The Mires

Three women give birth in different countries and different decades. In the near future, they become neighbours in a coastal town in Aotearoa New Zealand. Sera is the most recent arrival, having fled ecological devastation in Europe with her husband Adam and two-year-old Aliana. Janet has lived in the neighbourhood long enough to see the demographics change, but she’s never had refugee neighbours before, and isn’t sure how she feels about them. She lives alone until her adult son Conor returns unannounced, spending long hours holed up in Janet’s spare room online instead of finding a job. Single parent Keri has an uneasy friendship with her older neighbour, who likes to bring over produce from the garden and keep an eye what’s happening, but Keri can’t afford to say no to Janet’s gifts of food and she has her hands full with a teenager and a tearaway toddler. Her daughter, Wairere, is a strange and gifted child, always picking up on stuff that isn’t hers to worry about. And suddenly there’s a lot of stuff to worry about – people who have arrived in her world with terror either in their nightmares, in the pasts they’ve left behind, or, frighteningly, in the future they dream of.
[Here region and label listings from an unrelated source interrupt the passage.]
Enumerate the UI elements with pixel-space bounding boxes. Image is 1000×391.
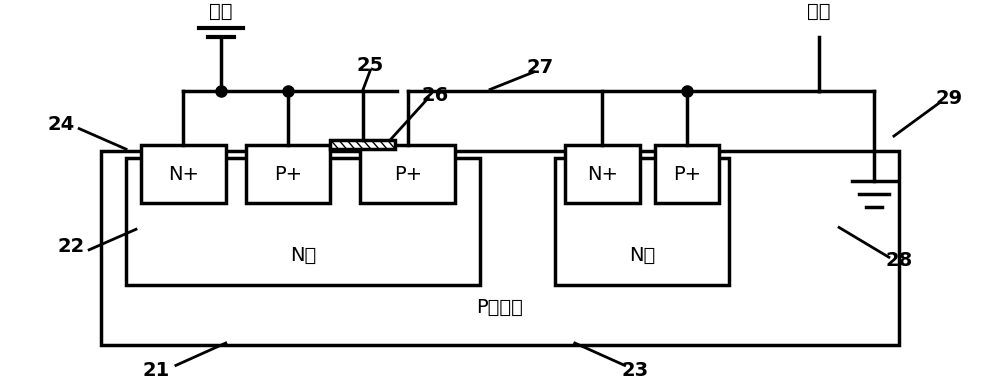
Bar bbox=[141, 145, 226, 203]
Bar bbox=[360, 145, 455, 203]
Text: P+: P+ bbox=[274, 165, 302, 184]
Text: N阱: N阱 bbox=[290, 246, 316, 265]
Text: P+: P+ bbox=[394, 165, 422, 184]
Text: 21: 21 bbox=[142, 361, 170, 380]
Text: 22: 22 bbox=[58, 237, 85, 256]
Bar bbox=[246, 145, 330, 203]
Text: N阱: N阱 bbox=[629, 246, 655, 265]
Text: 27: 27 bbox=[526, 57, 553, 77]
Text: P型衬底: P型衬底 bbox=[477, 298, 523, 317]
Text: 26: 26 bbox=[422, 86, 449, 104]
Text: N+: N+ bbox=[587, 165, 618, 184]
Text: 24: 24 bbox=[48, 115, 75, 135]
Text: P+: P+ bbox=[673, 165, 701, 184]
Text: 23: 23 bbox=[621, 361, 648, 380]
Bar bbox=[126, 158, 480, 285]
Text: 阳极: 阳极 bbox=[209, 2, 233, 21]
Text: N+: N+ bbox=[168, 165, 199, 184]
Bar bbox=[101, 151, 899, 345]
Text: 28: 28 bbox=[885, 251, 913, 271]
Bar bbox=[330, 140, 395, 149]
Bar bbox=[565, 145, 640, 203]
Bar bbox=[555, 158, 729, 285]
Text: 阴极: 阴极 bbox=[807, 2, 831, 21]
Text: 29: 29 bbox=[935, 89, 962, 108]
Text: 25: 25 bbox=[357, 56, 384, 75]
Bar bbox=[655, 145, 719, 203]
Behind these characters is a narrator who runs through all their lives, under their homes, into their pasts and futures. Layers of history are never far from under the characters’ feet as they make their own small journeys and marks on the land. Though they cross paths with forebears unknowingly, the narrator sees the people who have gone before and the devastating change that has already been wrought on a place that was once entirely wetlands.
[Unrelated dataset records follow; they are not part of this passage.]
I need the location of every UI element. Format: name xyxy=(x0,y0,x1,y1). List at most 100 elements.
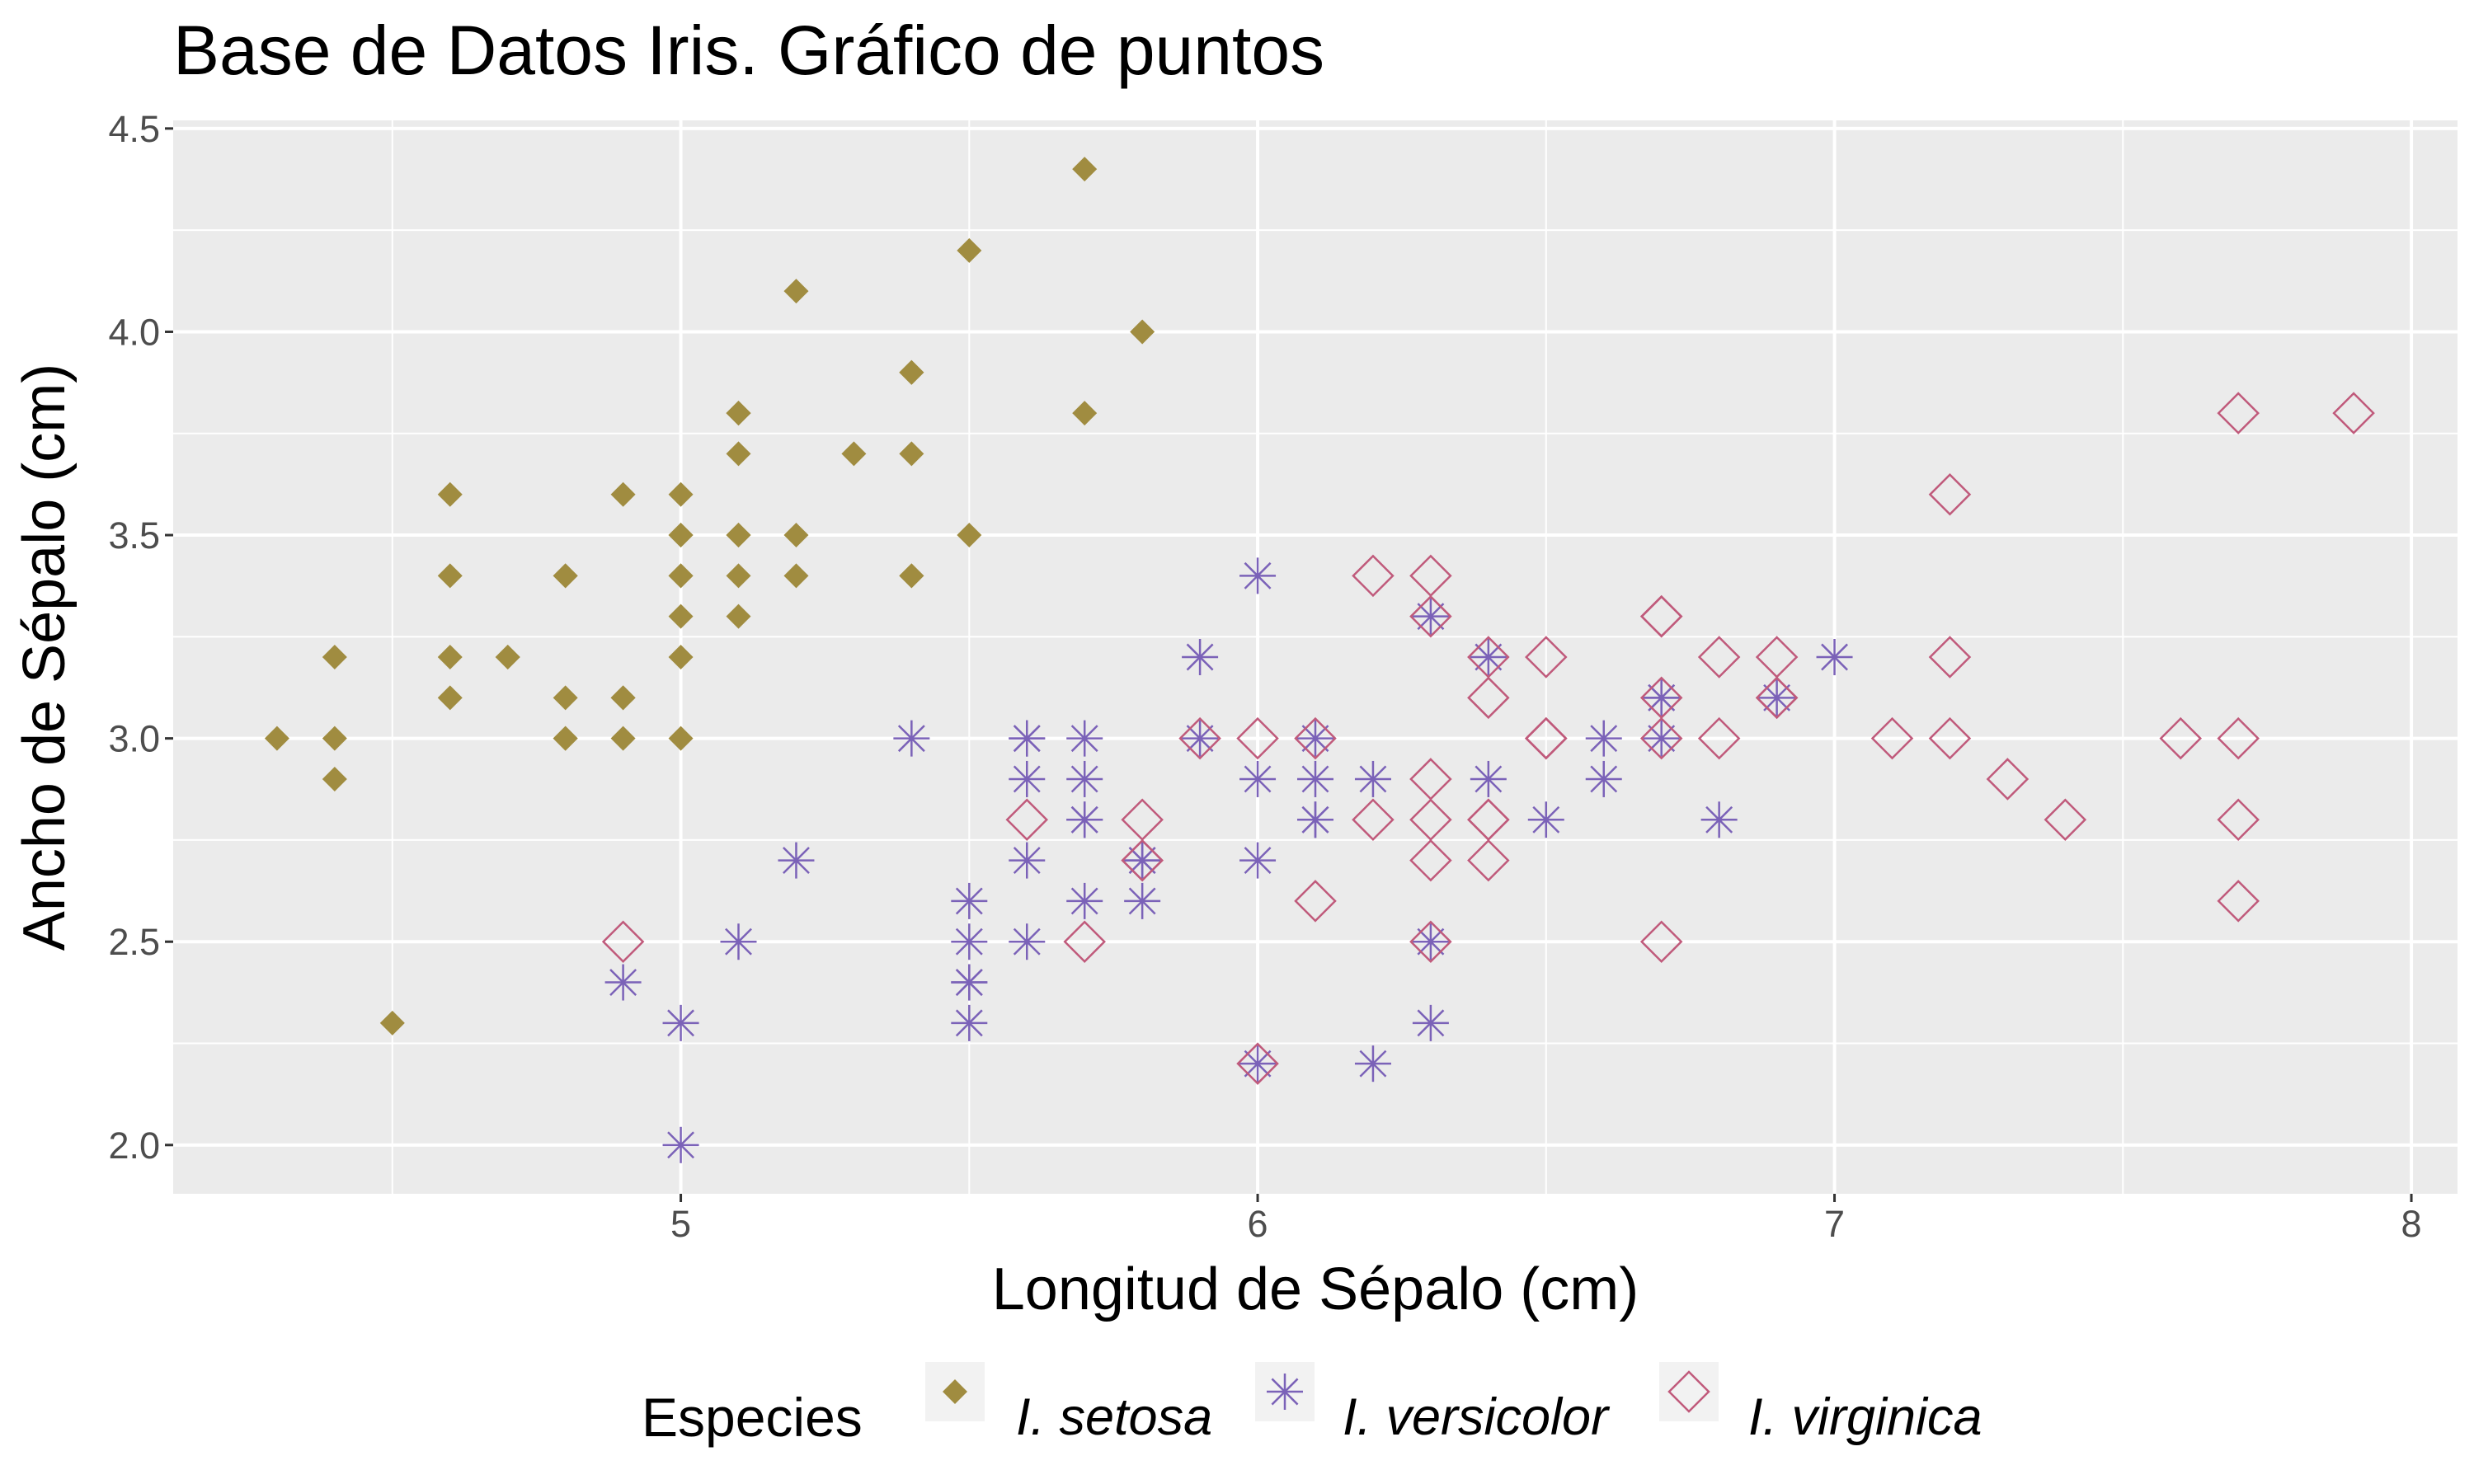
data-point xyxy=(1239,1045,1277,1082)
data-point-stroke xyxy=(1070,765,1098,793)
data-point xyxy=(1467,838,1510,882)
data-point-stroke xyxy=(955,928,983,956)
data-point xyxy=(1870,716,1914,760)
data-point xyxy=(783,279,809,304)
chart-title: Base de Datos Iris. Gráfico de puntos xyxy=(173,12,1324,89)
data-point-stroke xyxy=(1648,725,1676,753)
legend-title: Especies xyxy=(642,1387,863,1448)
data-point-stroke xyxy=(1475,643,1503,671)
data-point xyxy=(668,563,694,589)
data-point xyxy=(1409,798,1452,842)
data-point xyxy=(951,923,988,960)
data-point xyxy=(1525,636,1568,679)
data-point xyxy=(1409,838,1452,882)
data-point xyxy=(1239,842,1277,879)
legend-marker xyxy=(1267,1374,1303,1410)
data-point xyxy=(2217,392,2260,434)
data-point xyxy=(778,842,815,879)
data-point xyxy=(1124,842,1161,879)
data-point xyxy=(1354,760,1391,797)
data-point-stroke xyxy=(1244,847,1272,875)
x-tick-label: 5 xyxy=(670,1203,691,1245)
data-point-stroke xyxy=(1244,1050,1272,1078)
data-point xyxy=(783,523,809,548)
data-point xyxy=(1005,798,1049,842)
data-point xyxy=(893,720,930,757)
data-point xyxy=(899,441,924,467)
data-point xyxy=(668,603,694,629)
data-point-stroke xyxy=(1186,643,1214,671)
data-point xyxy=(2332,392,2375,434)
data-point xyxy=(1072,157,1098,182)
data-point-stroke xyxy=(1301,765,1329,793)
data-point-stroke xyxy=(1128,887,1156,915)
legend-label: I. virginica xyxy=(1748,1388,1982,1446)
data-point-stroke xyxy=(1532,805,1560,834)
data-point xyxy=(553,563,578,589)
data-point xyxy=(1352,554,1395,598)
data-point xyxy=(1700,801,1738,838)
series-points xyxy=(601,392,2375,1085)
data-point xyxy=(1009,720,1046,757)
x-tick-label: 6 xyxy=(1248,1203,1268,1245)
data-point xyxy=(1409,554,1452,598)
data-point xyxy=(1409,920,1452,963)
data-point xyxy=(841,441,867,467)
data-point xyxy=(1928,636,1972,679)
data-point xyxy=(1294,716,1337,760)
data-point xyxy=(1639,716,1683,760)
data-point-stroke xyxy=(1013,847,1041,875)
series-points xyxy=(264,157,1155,1036)
data-point xyxy=(1697,636,1741,679)
data-point xyxy=(610,726,636,751)
data-point-stroke xyxy=(1301,805,1329,834)
plot-panel xyxy=(173,120,2458,1194)
data-point xyxy=(726,401,751,426)
data-point xyxy=(437,685,463,711)
y-tick-label: 2.5 xyxy=(108,921,160,963)
data-point xyxy=(1697,716,1741,760)
data-point xyxy=(1928,472,1972,516)
data-point xyxy=(951,1004,988,1041)
data-point xyxy=(1467,798,1510,842)
data-point xyxy=(726,563,751,589)
data-point xyxy=(1470,760,1507,797)
data-point-stroke xyxy=(1013,765,1041,793)
data-point xyxy=(951,882,988,919)
data-point xyxy=(1470,639,1507,675)
data-point-stroke xyxy=(1705,805,1733,834)
data-point xyxy=(1182,639,1219,675)
data-point-stroke xyxy=(1070,805,1098,834)
axis-tick-labels: 5 6 7 8 2.0 2.5 3.0 3.5 4.0 4.5 xyxy=(108,108,2421,1245)
data-point xyxy=(1178,716,1221,760)
data-point xyxy=(1585,760,1622,797)
data-point-stroke xyxy=(1648,683,1676,711)
data-point-stroke xyxy=(1070,887,1098,915)
data-point xyxy=(1986,758,2030,801)
data-point xyxy=(2159,716,2203,760)
data-point xyxy=(1009,760,1046,797)
x-tick-label: 8 xyxy=(2401,1203,2422,1245)
data-point xyxy=(668,523,694,548)
data-point xyxy=(662,1004,699,1041)
data-point xyxy=(899,563,924,589)
data-point-stroke xyxy=(667,1009,694,1037)
data-point xyxy=(662,1126,699,1163)
data-point xyxy=(1066,882,1103,919)
data-point-stroke xyxy=(1244,561,1272,589)
data-point xyxy=(1063,920,1106,963)
data-point xyxy=(2044,798,2087,842)
data-point xyxy=(437,481,463,507)
series-points xyxy=(604,557,1853,1163)
data-point-stroke xyxy=(1590,765,1618,793)
data-point xyxy=(1467,676,1510,720)
data-point xyxy=(899,359,924,385)
data-point-stroke xyxy=(1417,603,1445,631)
data-point xyxy=(1527,801,1564,838)
data-point xyxy=(2217,880,2260,923)
data-point-stroke xyxy=(1013,725,1041,753)
data-point xyxy=(1585,720,1622,757)
data-point xyxy=(437,563,463,589)
data-point xyxy=(553,726,578,751)
axis-ticks xyxy=(165,127,2413,1202)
Tina Makereti writes novels, short fiction and creative non-fiction. Her debut story collection, Once Upon a Time in Aotearoa (Huia Publishers 2010)won the Ngā Kupu Ora Māori Book Award for Fiction in 2011. In 2016 her story Black Milk won the Commonwealth Writers Short Story Prize for the Pacific Region. Her first novel, Where the Rēkohu Bone Sings (Vintage NZ, 2014) was longlisted for the Dublin Literary Award 2016 and also won the 2014 Ngā Kupu Ora Aotearoa Māori Book Award for Fiction. In 2009 she was the recipient of the Royal Society of New Zealand Manhire Prize for Creative Science Writing (non-fiction), and in the same year received the Pikihuia Award for Best Short Story Written in English. Tina’s second novel, The Imaginary Lives of James Pōneke, is about a young Māori man who was exhibited in the Egyptian Hall in London in the 1840s. Film rights have been optioned by Piki Films, the producers of Jojo Rabbit and Hunt for the Wilderpeople. Tina has been writer in residence at Randall Cottage, Wellington, and Weltkulturen Museum, Frankfurt. She is of Te Ātiawa, Ngāti Tūwharetoa, Ngāti Rangatahi-Matakore and Pākehā descent.